The politics of Palmer are relatively simple. As David Marr writes in today’s Sydney Morning Herald:

This is the report of an old cop into a bungled investigation that makes horrifying reading.

Mick
Palmer’s 220-page verdict on the work and attitudes of the Immigration
Department is so tough, it makes the clamour of refugee advocates seem
almost pale by comparison.

“Mistake” was the prime minister’s
word of the day as he presented Palmer’s report to the press yesterday.
But that’s not Palmer’s word. He talks of failure – failures of
culture, process, management, instruction, executive leadership,
training, record-keeping, diagnosis, treatment and duty of care.

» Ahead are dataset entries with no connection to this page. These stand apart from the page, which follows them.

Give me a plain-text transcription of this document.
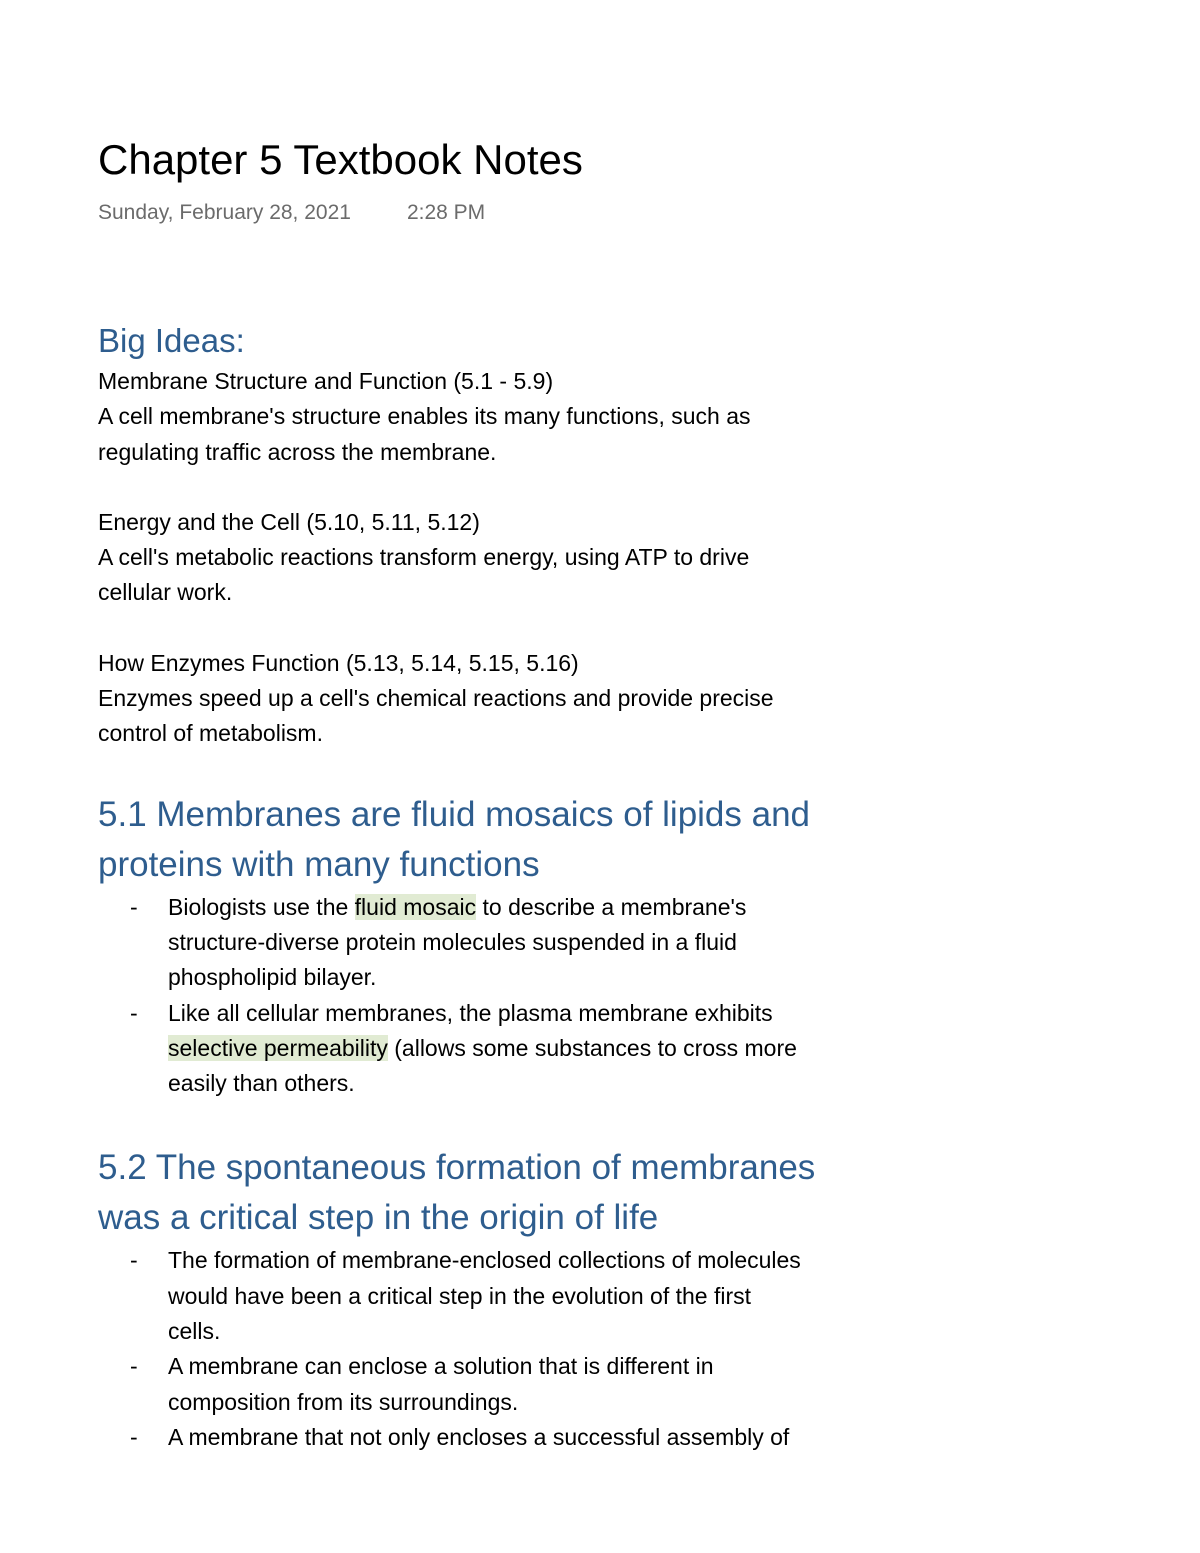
Chapter 5 Textbook Notes
Sunday, February 28, 2021	2:28 PM
Big Ideas:

Membrane Structure and Function (5.1 - 5.9)

A cell membrane's structure enables its many functions, such as

regulating traffic across the membrane.

Energy and the Cell (5.10, 5.11, 5.12)

A cell's metabolic reactions transform energy, using ATP to drive

cellular work.

How Enzymes Function (5.13, 5.14, 5.15, 5.16)

Enzymes speed up a cell's chemical reactions and provide precise

control of metabolism.

5.1 Membranes are fluid mosaics of lipids and
proteins with many functions
- Biologists use the fluid mosaic to describe a membrane's
structure-diverse protein molecules suspended in a fluid
phospholipid bilayer.
- Like all cellular membranes, the plasma membrane exhibits
selective permeability (allows some substances to cross more
easily than others.
5.2 The spontaneous formation of membranes
was a critical step in the origin of life
- The formation of membrane-enclosed collections of molecules
would have been a critical step in the evolution of the first
cells.
- A membrane can enclose a solution that is different in
composition from its surroundings.
- A membrane that not only encloses a successful assembly of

And Michelle Grattan says:

John Howard looked uncomfortable as he stood beside Amanda
Vanstone, and no wonder. The Palmer inquiry could hardly have been more
damning of the behaviour and culture of the beleaguered Immigration
Department.

Only the previous day the prime minister had gone
out of his way to defend Immigration, while acknowledging mistakes had
been made.

No doubt he feels an obligation because, let’s face
it, the department’s culture – intolerant and always assuming the worst
of detainees or those who have not complied – has been the government’s
culture.

It might have been incompetent, but in taking its
uncompromising line, the Department was doing what was wanted by a
government that was so ready to insist that the asylum seekers had
thrown their children overboard.

If it had not mistaken a couple
of Australians for foreigners, it’s quite likely its general bad
behaviour would be continuing unquestioned…

All true –
and… and… This is a government that is still in the first year of a
fourth term and has just taken control of the Senate. It faces an
incompetent opposition. It’s not on a knife edge. The greatest
political pressures it faces are internal.

Comprehensive failures can easily be dressed up as slips.